Política

Em parecer favorável, MP-MS compara Aquário do Pantanal à Torre Eiffel

Órgão alegou que há urgência no término às obras

Maisse Cunha Publicado em 07/06/2018, às 17h08 - Atualizado em 08/06/2018, às 17h18

None

O MP-MS (Ministério Público de Mato Grosso do Sul) emitiu parecer favorável ao pedido do Governo do Estado para contratação de empresa sem processo licitatório para conclusão do Aquário do Pantanal e comparou a obra a outras renomadas como a Torre Eiffel, em Paris, na França e o Cristo Redentor, símbolo do Rio de Janeiro.

A tentativa do Governo esbarrou na negativa do juiz David de Oliveira Gomes Filho, da 2º Vara de Direitos Difusos, Coletivos e Individuais Homogêneos, que rejeitou homologar acordo firmado entre o Executivo, TCE-MS (Tribunal de Contas de Mato Grosso do Sul) e Ministério Público.

No parecer, o MP alega que há urgência no término do empreendimento e que a dispensa de licitação se justifica pela rescisão do contrato com a vencedora, além dos riscos de a estrutura ser danificada e pelos animais já adquiridos pelo Governo. O parecer é assinado pelo procurador de Justiça Edgar Roberto Lemos de Miranda.
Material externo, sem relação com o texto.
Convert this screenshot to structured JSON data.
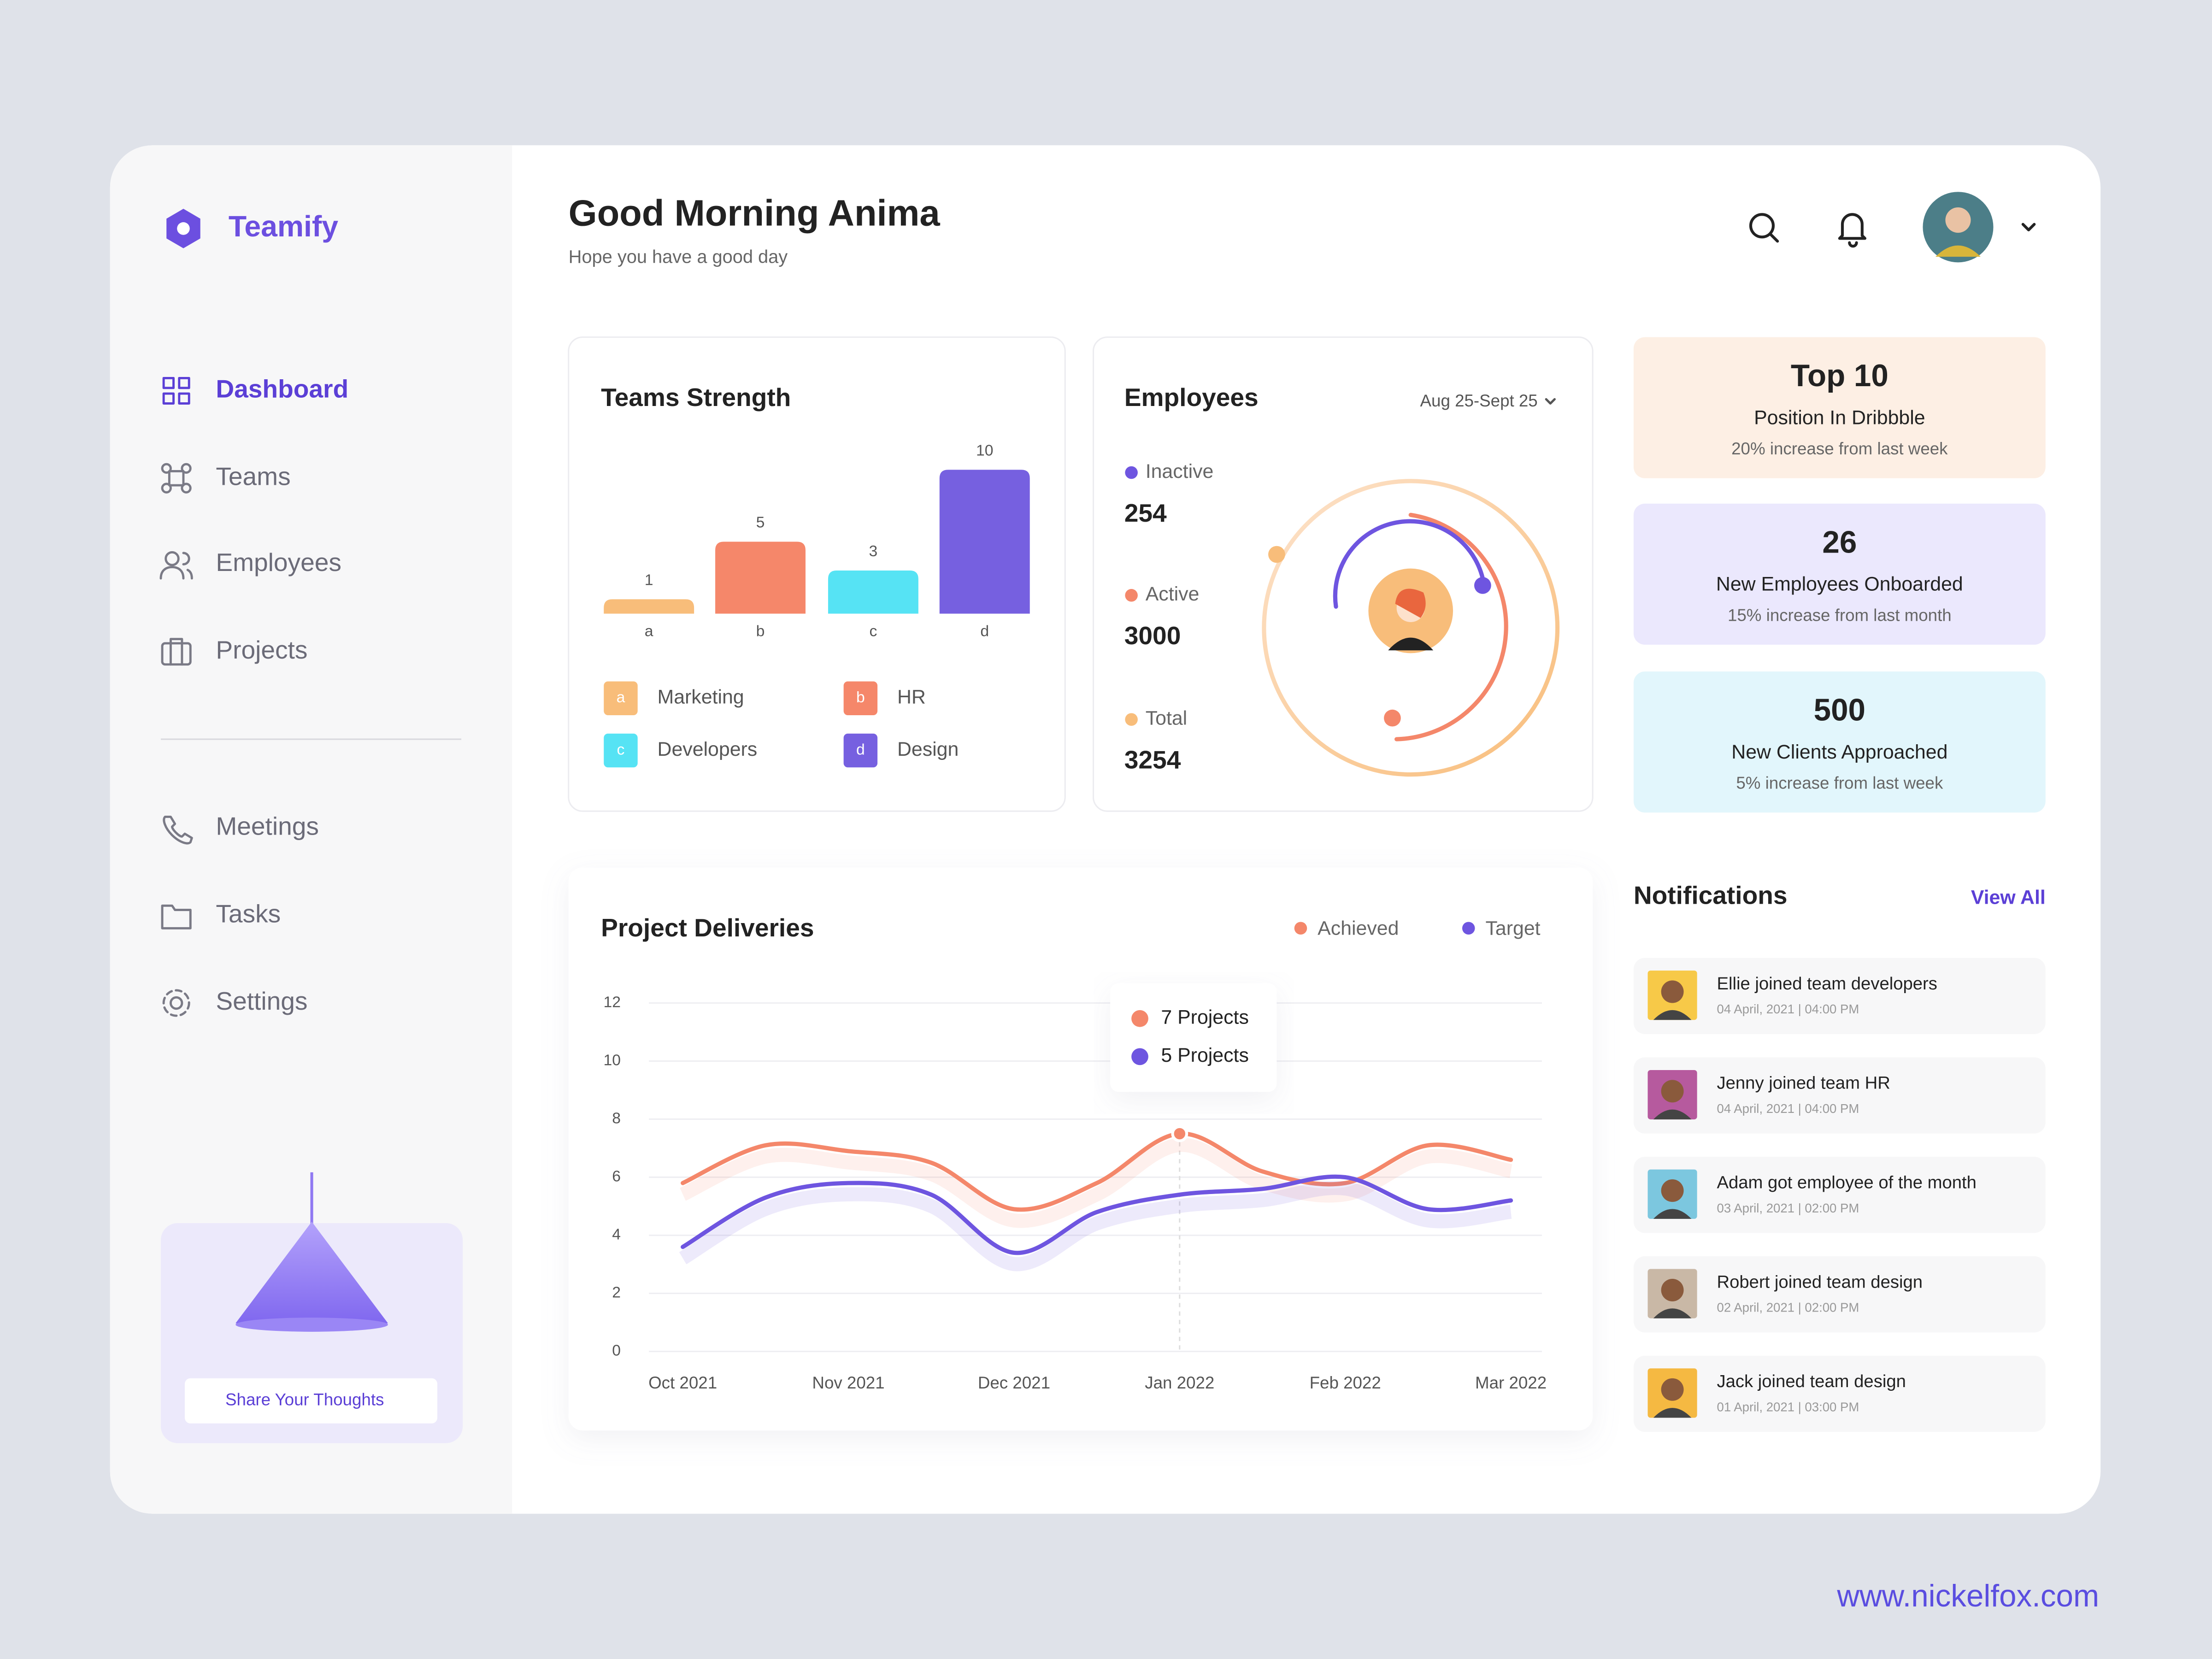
{
  "brand": "Teamify",
  "nav": {
    "main": [
      "Dashboard",
      "Teams",
      "Employees",
      "Projects"
    ],
    "secondary": [
      "Meetings",
      "Tasks",
      "Settings"
    ]
  },
  "promo": {
    "button": "Share Your Thoughts"
  },
  "header": {
    "title": "Good Morning Anima",
    "subtitle": "Hope you have a good day"
  },
  "chart_data": [
    {
      "type": "bar",
      "title": "Teams Strength",
      "categories": [
        "a",
        "b",
        "c",
        "d"
      ],
      "values": [
        1,
        5,
        3,
        10
      ],
      "colors": [
        "#f8bd7a",
        "#f5876a",
        "#56e3f4",
        "#7660e0"
      ],
      "legend": [
        "Marketing",
        "HR",
        "Developers",
        "Design"
      ]
    },
    {
      "type": "line",
      "title": "Project Deliveries",
      "categories": [
        "Oct 2021",
        null,
        "Nov 2021",
        null,
        "Dec 2021",
        null,
        "Jan 2022",
        null,
        "Feb 2022",
        null,
        "Mar 2022"
      ],
      "series": [
        {
          "name": "Achieved",
          "color": "#f4876a",
          "values": [
            5.8,
            7.1,
            6.9,
            6.5,
            4.9,
            5.8,
            7.5,
            6.2,
            5.8,
            7.1,
            6.6
          ]
        },
        {
          "name": "Target",
          "color": "#6e55e0",
          "values": [
            3.6,
            5.3,
            5.8,
            5.4,
            3.4,
            4.8,
            5.4,
            5.6,
            6.0,
            4.9,
            5.2
          ]
        }
      ],
      "ylim": [
        0,
        12
      ],
      "yticks": [
        0,
        2,
        4,
        6,
        8,
        10,
        12
      ],
      "grid": true,
      "tooltip": [
        "7 Projects",
        "5 Projects"
      ]
    }
  ],
  "employees": {
    "title": "Employees",
    "period": "Aug 25-Sept 25",
    "items": [
      {
        "label": "Inactive",
        "value": 254,
        "color": "#6e55e0"
      },
      {
        "label": "Active",
        "value": 3000,
        "color": "#f4876a"
      },
      {
        "label": "Total",
        "value": 3254,
        "color": "#f8bd7a"
      }
    ]
  },
  "stats": [
    {
      "headline": "Top 10",
      "label": "Position In Dribbble",
      "note": "20% increase from last week",
      "color": "#fdefe4"
    },
    {
      "headline": "26",
      "label": "New Employees Onboarded",
      "note": "15% increase from last month",
      "color": "#ebe8fd"
    },
    {
      "headline": "500",
      "label": "New Clients Approached",
      "note": "5% increase from last week",
      "color": "#e2f6fc"
    }
  ],
  "notifications": {
    "title": "Notifications",
    "action": "View All",
    "items": [
      {
        "text": "Ellie joined team developers",
        "time": "04 April, 2021 | 04:00 PM",
        "color": "#f7c948"
      },
      {
        "text": "Jenny joined team HR",
        "time": "04 April, 2021 | 04:00 PM",
        "color": "#b65a9e"
      },
      {
        "text": "Adam got employee of the month",
        "time": "03 April, 2021 | 02:00 PM",
        "color": "#7cc7df"
      },
      {
        "text": "Robert joined team design",
        "time": "02 April, 2021 | 02:00 PM",
        "color": "#c9b8a6"
      },
      {
        "text": "Jack joined team design",
        "time": "01 April, 2021 | 03:00 PM",
        "color": "#f5b942"
      }
    ]
  },
  "footer": "www.nickelfox.com"
}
“Conforme consta da peça inicial de p. 01/08, a necessidade de término das obras, com urgência, mediante valor fixo preestabelecido no acordo, com dispensa à licitação, justifica-se pela rescisão da empresa anteriormente contratada, da recusa da licitante perdedora em assumir a obra, do temor de perecimento da estrutura existente e dos animais já adquiridos”, diz trecho do parecer.

O MP ainda alega que um novo processo de licitação demandaria pelo menos mais 8 meses e que esse tempo poderia agravar os danos à estrutura, aumentando os curtos de seu término. “ Além do que uma nova licitação demandaria em torno de 08 meses, fato que agravaria os danos causados pelo abandono da obra e que poderia aumentar ainda mais os custos para o seu término”.
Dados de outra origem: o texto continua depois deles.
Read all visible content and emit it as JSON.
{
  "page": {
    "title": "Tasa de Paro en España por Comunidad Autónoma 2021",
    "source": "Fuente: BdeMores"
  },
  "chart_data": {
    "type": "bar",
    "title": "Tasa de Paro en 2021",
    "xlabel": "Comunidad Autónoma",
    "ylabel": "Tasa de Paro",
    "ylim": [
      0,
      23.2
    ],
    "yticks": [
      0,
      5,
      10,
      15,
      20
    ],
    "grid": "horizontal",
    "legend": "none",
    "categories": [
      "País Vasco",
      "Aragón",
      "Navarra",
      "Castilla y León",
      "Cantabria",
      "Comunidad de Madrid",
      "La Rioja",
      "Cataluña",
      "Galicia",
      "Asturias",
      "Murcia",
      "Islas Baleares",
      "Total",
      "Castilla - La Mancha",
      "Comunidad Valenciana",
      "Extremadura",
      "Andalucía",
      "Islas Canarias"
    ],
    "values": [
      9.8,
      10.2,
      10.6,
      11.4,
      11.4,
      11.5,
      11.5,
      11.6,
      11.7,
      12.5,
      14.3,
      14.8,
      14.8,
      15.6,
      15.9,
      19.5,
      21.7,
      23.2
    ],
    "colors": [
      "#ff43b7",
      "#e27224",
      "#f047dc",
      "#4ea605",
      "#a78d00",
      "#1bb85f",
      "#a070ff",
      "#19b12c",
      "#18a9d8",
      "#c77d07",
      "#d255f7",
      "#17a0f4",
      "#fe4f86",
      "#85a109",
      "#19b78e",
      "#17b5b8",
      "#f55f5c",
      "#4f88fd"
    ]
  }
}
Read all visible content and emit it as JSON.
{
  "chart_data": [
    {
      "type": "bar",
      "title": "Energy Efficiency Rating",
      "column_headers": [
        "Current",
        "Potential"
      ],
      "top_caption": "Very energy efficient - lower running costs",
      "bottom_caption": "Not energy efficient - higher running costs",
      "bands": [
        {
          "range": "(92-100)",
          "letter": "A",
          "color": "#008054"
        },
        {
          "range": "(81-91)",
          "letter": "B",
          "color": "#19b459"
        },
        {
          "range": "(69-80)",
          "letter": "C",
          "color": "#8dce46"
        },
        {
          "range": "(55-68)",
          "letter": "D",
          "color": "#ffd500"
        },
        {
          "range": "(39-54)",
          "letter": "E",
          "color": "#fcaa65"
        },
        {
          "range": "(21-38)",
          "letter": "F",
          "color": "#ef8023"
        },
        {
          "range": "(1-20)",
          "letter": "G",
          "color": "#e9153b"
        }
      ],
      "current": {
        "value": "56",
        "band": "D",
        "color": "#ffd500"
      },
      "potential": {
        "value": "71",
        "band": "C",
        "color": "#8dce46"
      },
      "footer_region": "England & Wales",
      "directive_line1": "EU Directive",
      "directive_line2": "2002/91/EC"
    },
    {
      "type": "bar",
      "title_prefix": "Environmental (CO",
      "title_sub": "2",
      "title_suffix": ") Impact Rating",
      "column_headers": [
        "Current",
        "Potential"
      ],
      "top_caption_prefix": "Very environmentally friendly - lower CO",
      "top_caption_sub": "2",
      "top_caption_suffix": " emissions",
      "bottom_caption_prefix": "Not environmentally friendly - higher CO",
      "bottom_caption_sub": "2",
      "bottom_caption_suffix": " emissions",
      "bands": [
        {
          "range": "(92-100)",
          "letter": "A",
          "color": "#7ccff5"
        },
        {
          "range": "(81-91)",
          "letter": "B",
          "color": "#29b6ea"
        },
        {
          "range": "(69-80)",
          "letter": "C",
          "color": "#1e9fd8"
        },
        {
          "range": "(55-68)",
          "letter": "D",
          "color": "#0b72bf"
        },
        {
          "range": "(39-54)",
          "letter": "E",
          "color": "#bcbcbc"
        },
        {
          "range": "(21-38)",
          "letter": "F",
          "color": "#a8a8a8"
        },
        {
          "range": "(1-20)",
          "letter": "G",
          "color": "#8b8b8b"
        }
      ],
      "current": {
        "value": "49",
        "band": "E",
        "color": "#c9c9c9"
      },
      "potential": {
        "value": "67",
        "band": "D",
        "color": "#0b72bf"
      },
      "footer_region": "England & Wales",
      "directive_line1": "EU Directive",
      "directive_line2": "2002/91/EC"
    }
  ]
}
A medida teria o intuito de agilizar a conclusão e “zelar pela lisura e integridade dos contratos”. “Portanto, diante de tais premissas, parece-nos que esse acordo tem o condão de solucionar, da melhor forma possível, o término da obra Aquário do Pantanal”.

Acordo

O acordo previa que a Agesul (Agência Estadual de Gestão de Empreendimentos) contratasse uma empresa para execução de obras de engenharia civil e outra para execução do sistema de suporte à vida, sem licitação, pelos valores de R$ 27.569.539,34 e R$ 11.204.906,11, respectivamente.

Ao negar a homologação do acordo, o magistrado afirmou que “a consequência imediata desta homologação será uma espécie de salvo conduto ao Poder Executivo, para que faça contratação sem licitação de empresas para a conclusão de obra com custos estimados em quase R$ 40.000.000,00”.

O magistrado ainda explicou já tramita, em sua vara, uma ação de improbidade administrativa em que se discute justamente a ilegalidade da contratação da empresa Fluídra, sem licitação, pelo valor de R$ R$ 17.270.515,72 para a execução de sistema de suporte à vida. Para o juiz, a existência dessa ação impede que seja concedida nova autorização ao Governo do Estado repetir a contratação sem processo licitatório.